The recipe called for a vanilla buttercream frosting, but I am sorry but I HAVE to have whipped topping on my "pie"! So instead I made some homemade spiced whipped cream, and you will notice some little specks in the picture. That is cinnamon people! Someone told me that they are going to buy me an industrial sized container of cinnamon for Christmas because I use it so much. Although she was kidding, I didn't think it was a bad idea :).
Apple Pie Cupcakes
adapted from Annie's Eats
Yield: 24 cupcakes
For the Cupcakes:
3 cups sifted cake flour
1 tbsp. baking powder
½ tsp. salt
1 cup unsalted butter, at room temperature
2 cups sugar
1 ½ tsp. vanilla extract
1 cup milk
For the apple filling:
2 tbsp. butter
2 tsp. cinnamon
2-3 tbsp. sugar
3 large Granny Smith apples, peeled, cored and diced
1 cup heavy whipping cream
1 tsp. vanilla
2 Tbsp. powdered sugar
1/2 tsp. cinnamon
To make the cupcakes, preheat the oven to 350°. Line two cupcake pans with paper liners.
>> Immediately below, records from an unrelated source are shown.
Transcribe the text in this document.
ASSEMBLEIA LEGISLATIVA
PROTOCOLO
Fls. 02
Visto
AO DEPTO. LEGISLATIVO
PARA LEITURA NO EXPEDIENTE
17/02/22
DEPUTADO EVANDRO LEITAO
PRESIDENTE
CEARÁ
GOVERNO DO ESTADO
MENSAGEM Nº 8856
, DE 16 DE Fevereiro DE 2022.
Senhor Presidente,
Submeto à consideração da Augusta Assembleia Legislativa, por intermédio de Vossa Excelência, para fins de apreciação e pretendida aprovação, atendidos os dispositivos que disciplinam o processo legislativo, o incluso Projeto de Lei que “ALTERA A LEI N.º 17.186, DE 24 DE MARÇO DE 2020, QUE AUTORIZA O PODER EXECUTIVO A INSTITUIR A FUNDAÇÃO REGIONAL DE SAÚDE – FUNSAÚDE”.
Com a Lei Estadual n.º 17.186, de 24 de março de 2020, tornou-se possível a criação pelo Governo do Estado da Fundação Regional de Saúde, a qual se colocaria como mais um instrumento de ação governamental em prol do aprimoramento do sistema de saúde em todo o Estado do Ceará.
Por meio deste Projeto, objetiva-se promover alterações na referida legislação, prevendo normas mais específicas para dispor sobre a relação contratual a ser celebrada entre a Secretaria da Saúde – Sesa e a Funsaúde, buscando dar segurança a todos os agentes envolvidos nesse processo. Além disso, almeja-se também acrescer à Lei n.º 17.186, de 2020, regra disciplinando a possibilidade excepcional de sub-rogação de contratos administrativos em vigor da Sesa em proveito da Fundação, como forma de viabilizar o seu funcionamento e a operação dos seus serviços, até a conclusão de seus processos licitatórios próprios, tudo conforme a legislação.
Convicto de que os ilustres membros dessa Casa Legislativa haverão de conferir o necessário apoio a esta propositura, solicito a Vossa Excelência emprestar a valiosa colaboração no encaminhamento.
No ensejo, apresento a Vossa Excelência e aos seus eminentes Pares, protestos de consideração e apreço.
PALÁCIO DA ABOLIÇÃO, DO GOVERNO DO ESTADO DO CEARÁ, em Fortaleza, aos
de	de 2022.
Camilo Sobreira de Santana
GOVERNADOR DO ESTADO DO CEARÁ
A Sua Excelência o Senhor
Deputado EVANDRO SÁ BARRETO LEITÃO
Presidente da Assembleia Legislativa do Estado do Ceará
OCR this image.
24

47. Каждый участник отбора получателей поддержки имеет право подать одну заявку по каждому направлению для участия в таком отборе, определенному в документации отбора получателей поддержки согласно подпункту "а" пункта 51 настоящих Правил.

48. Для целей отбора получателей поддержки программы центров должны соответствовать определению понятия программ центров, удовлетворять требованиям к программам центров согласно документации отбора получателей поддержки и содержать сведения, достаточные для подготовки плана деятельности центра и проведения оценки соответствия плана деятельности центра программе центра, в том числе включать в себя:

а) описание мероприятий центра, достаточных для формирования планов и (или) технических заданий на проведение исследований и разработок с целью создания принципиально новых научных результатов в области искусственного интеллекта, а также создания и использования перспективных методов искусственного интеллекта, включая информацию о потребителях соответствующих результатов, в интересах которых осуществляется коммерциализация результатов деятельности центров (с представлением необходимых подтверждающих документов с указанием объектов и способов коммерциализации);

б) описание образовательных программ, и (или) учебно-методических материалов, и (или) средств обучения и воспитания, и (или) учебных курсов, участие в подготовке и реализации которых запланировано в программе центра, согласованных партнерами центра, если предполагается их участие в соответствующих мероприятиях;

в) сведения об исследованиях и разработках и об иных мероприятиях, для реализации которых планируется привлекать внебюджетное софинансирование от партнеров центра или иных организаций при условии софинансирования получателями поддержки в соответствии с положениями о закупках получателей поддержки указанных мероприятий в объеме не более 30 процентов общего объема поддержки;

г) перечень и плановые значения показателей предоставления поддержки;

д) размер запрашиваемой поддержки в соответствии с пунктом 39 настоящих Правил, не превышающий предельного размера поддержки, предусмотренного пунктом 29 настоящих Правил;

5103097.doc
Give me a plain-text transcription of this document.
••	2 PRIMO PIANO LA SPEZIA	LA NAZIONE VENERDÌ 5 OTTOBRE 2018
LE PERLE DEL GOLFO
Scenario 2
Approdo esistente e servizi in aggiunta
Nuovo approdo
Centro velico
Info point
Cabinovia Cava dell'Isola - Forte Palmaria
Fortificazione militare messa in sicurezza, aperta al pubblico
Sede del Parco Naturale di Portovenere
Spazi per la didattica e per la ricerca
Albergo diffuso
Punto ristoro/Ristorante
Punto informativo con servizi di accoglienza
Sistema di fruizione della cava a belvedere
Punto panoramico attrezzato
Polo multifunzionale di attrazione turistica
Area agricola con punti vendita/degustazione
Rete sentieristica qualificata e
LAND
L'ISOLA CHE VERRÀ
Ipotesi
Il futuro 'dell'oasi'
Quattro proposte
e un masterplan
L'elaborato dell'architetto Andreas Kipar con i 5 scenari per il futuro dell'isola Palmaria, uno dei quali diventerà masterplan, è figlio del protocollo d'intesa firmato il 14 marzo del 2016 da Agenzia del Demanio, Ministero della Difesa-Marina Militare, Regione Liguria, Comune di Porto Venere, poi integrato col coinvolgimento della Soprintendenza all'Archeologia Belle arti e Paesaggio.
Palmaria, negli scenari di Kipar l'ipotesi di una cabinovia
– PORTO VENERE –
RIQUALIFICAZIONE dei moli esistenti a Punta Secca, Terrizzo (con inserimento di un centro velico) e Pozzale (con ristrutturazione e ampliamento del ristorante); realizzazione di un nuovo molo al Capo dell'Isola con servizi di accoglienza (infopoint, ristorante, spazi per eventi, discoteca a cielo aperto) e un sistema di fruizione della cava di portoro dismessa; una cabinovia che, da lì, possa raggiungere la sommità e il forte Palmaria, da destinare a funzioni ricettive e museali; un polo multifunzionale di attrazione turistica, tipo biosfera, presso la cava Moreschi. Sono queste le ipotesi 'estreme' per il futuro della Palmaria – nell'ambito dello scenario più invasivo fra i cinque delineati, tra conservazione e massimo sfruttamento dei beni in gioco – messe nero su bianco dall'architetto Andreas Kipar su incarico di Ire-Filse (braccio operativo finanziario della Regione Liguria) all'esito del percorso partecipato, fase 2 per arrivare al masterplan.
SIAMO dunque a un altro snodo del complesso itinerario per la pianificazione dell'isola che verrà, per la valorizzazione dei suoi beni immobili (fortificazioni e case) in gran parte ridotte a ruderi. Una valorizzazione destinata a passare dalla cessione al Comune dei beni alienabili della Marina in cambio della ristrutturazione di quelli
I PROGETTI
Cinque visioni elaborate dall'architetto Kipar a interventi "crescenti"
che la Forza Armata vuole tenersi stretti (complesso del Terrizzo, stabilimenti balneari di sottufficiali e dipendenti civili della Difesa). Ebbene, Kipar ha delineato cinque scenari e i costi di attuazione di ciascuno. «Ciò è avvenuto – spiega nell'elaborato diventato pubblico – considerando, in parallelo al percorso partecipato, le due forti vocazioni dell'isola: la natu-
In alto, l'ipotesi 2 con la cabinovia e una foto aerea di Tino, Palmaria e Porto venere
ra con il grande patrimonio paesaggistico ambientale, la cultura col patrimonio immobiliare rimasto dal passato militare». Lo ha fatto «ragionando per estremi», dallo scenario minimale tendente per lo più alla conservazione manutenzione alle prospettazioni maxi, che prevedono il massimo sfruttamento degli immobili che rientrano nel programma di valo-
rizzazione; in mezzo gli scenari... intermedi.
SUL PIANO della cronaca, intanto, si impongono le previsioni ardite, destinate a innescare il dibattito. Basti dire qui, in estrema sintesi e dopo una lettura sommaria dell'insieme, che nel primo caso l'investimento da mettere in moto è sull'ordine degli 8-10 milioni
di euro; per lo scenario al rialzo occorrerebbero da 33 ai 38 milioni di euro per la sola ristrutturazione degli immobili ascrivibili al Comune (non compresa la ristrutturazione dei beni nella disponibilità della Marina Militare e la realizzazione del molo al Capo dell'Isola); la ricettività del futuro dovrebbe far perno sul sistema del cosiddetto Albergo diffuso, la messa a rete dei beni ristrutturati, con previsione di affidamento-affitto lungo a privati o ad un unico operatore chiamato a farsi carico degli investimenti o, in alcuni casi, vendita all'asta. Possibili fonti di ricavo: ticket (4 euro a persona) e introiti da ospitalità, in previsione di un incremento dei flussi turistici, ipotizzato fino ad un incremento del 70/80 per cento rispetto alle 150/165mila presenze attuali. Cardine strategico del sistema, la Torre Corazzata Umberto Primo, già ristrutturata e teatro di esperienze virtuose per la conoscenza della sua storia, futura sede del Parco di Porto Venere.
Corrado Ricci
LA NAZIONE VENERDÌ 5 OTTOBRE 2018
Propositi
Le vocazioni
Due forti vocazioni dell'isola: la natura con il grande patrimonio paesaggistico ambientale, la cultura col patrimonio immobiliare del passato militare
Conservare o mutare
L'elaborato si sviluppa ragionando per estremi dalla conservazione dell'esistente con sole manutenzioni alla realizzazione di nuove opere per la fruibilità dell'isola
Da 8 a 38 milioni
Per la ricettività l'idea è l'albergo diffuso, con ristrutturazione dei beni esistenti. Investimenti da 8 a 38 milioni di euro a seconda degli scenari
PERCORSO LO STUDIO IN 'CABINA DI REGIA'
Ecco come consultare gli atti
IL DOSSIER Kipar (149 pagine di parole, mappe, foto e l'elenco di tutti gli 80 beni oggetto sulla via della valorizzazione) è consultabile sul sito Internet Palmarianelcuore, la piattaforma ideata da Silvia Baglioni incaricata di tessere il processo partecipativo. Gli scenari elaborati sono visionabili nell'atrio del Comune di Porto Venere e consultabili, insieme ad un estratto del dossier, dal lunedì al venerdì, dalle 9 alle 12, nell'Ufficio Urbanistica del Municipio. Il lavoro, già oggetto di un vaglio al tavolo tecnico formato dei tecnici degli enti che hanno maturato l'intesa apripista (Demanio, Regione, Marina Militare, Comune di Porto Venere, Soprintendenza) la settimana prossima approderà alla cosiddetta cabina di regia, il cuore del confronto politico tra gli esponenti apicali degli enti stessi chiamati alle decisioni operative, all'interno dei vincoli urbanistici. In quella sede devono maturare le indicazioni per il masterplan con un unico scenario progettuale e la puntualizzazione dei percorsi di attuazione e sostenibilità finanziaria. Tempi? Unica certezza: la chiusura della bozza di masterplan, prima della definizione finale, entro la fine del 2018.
In a medium bowl, sift together the cake flour, baking powder and salt. In the bowl of an electric mixer, cream the butter and sugar together on medium-high speed until light and fluffy, about 2 minutes. Beat in the eggs one at a time, mixing well and scraping down the sides of the bowl after each addition. Add the vanilla extract and mix well to combine. Add in the dry ingredients alternately with the milk, beginning and ending with the dry ingredients. Stir until just combined.
Divide the batter evenly among the cupcake liners, filling them about 2/3-3/4 full. Bake until golden and a toothpick inserted in the center comes out clean, about 18 to 22 minutes. Remove from the oven and allow to cool for 5 minutes in the pans. Transfer to wire racks to cool completely.
To make the apple filling, heat the butter a medium skillet over medium-high heat. Add the cinnamon and sugar and cook for a minute, until the mixture begins to bubble.
Lower the heat to medium and stir in the apples. Mix well. Cook until the apples are somewhat tender, about 10 minutes. Remove from heat and let cool.
While the apple mixture is cooling, use the cone method to remove a chunk from the center of each cupcake, making sure to leave a rim around the top of the cupcake. Fill the holes with the cooled apple mixture.
For the spiced whipped topping, mix the heavy whipping cream in a mixer on high until it has reached medium peaks - about 2-3 minutes. Put mixer on low and add the powdered sugar. Once blended in, put back on high for another 30 seconds. Then add the cinnamon. At this point it should be stiff peaks, which is perfect so that the cream holds its shape. Top each cupcake with a swirl of the spiced whipped topping.